Effects of Amylose-To-Amylopectin Ratios on Binding Capacity of DDGS/Soy-Based Aquafeed Blends
Demands for seafood products are steadily increasing. Alternative protein sources are required to compensate for enormous amounts of fishmeal that is needed for global seafood production. Starch is a food polymer that can be added to fish feed formulations to enhance binding and expanding capabilities of extrudates. Floatability, a key factor for most aqua feeds, can be optimized by the addition of certain starch sources. Six ingredient blends with a similar protein content (~32.5%) containing two starch sources, Hylon VII (containing 70% amylose, 30% amylopectin) or Waxy I (containing 0% amylose, 100% amylopectin), 20% distillers dried grain with solubles (DDGS), and 15, 25, and 35% moisture content were used along with appropriate amounts of soybean meal, menhaden fishmeal, whey, vitamin and mineral mix to investigate nutritionally-balanced feeds for Nile tilapia (Oreochromis niloticus L.). The blends were processed using a laboratory single-screw extruder with varying temperature settings (90-90-90°C, 100-120-120°C, and 100-120-140°C), screw speeds (100, 120, and 140 rpm), and length/diameter ratio (3.4, 6.6, 9.2) of the die.

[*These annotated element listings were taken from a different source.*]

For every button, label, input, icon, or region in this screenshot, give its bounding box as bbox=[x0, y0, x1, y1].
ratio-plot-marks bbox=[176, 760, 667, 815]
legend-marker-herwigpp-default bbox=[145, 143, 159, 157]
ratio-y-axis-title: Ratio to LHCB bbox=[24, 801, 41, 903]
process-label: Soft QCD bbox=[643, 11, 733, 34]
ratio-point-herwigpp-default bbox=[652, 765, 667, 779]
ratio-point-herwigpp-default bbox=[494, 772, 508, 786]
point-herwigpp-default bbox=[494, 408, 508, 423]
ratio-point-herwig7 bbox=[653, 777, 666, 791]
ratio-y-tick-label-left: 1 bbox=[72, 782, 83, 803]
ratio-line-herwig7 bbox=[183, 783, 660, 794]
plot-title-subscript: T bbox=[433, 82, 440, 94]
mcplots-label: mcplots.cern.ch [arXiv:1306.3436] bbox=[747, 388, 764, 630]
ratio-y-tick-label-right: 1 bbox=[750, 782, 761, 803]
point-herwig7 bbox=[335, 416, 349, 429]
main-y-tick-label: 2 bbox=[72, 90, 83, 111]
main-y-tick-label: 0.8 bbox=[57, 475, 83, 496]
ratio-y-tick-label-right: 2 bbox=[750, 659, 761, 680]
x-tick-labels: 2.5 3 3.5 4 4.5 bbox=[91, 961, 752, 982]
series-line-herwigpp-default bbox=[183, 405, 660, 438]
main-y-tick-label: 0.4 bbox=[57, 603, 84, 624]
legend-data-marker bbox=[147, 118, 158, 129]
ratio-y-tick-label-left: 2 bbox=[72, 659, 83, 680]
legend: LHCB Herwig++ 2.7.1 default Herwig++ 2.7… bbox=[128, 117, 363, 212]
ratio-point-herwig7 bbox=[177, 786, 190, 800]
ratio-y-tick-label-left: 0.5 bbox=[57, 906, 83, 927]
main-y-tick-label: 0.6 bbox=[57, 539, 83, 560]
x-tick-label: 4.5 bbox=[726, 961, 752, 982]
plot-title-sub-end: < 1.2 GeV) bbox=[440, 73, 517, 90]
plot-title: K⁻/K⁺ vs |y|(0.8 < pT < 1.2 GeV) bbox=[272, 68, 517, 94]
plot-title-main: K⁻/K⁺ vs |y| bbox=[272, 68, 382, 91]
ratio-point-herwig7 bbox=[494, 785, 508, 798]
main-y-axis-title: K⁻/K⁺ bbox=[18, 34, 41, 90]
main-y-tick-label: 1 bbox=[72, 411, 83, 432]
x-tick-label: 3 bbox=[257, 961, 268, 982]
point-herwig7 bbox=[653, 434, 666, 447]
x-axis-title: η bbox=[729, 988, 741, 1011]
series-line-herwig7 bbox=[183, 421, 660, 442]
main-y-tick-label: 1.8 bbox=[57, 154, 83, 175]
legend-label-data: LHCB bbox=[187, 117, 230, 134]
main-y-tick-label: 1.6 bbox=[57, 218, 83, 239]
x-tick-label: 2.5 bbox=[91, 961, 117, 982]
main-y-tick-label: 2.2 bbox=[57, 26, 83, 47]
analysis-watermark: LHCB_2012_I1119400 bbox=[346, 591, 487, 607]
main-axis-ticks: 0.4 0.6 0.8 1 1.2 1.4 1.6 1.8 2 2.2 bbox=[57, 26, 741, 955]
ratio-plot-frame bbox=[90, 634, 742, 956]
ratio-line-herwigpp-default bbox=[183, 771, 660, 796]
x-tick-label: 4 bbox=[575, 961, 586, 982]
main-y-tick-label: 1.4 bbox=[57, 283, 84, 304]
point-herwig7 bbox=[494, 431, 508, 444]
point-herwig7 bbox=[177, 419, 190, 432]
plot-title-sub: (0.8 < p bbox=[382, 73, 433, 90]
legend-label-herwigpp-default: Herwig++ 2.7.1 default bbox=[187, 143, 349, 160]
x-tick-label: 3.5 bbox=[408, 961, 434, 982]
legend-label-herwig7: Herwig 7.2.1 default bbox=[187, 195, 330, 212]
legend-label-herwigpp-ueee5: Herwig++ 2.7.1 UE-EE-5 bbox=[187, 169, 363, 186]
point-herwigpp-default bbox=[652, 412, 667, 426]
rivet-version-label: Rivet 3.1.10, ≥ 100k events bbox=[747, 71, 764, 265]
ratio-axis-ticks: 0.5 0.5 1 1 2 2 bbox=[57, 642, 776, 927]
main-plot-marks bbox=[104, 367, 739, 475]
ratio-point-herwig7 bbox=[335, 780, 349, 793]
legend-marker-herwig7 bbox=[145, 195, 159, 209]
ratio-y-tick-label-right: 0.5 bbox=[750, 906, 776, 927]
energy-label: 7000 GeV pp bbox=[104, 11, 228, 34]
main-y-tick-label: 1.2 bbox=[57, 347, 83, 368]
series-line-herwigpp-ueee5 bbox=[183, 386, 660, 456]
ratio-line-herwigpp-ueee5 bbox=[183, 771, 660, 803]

Extensive analyses of expansion ratio (ER), unit density (UD), sinking velocity (SV), and pellet durability indices (PDI), water absorption (WAI) and water solubility indices (WSI) were conducted to evaluate the effects of the two starch sources on extrudate binding and floating capacity. By varying process conditions, significant differences (P>0.05) among the blends were detected for all extrudate physical properties. Significantly higher values for ER, UD, and PDI were achieved by using the Waxy I starch source, while values for SV and WAI decreased. For WSI no significant differences were detected. Increasing the moisture content from 15-35% resulted in a significant increase in ER, WAI, and PDI and a significant decrease in UD. WSI showed no clear pattern in changes. The impact of different amylopectin to amylose ratio, temperature and moisture content on extrudate stability, cohesion and physical properties was demonstrated in this study. All formulations yielded viable extrudates while the blends with the amylopectin as the sole source of starch resulted in higher quality extrudates.
This article is from Journal of Food Research 5 (2016): 43–56, doi:10.5539/jfr.v5n5p43. Posted with permission.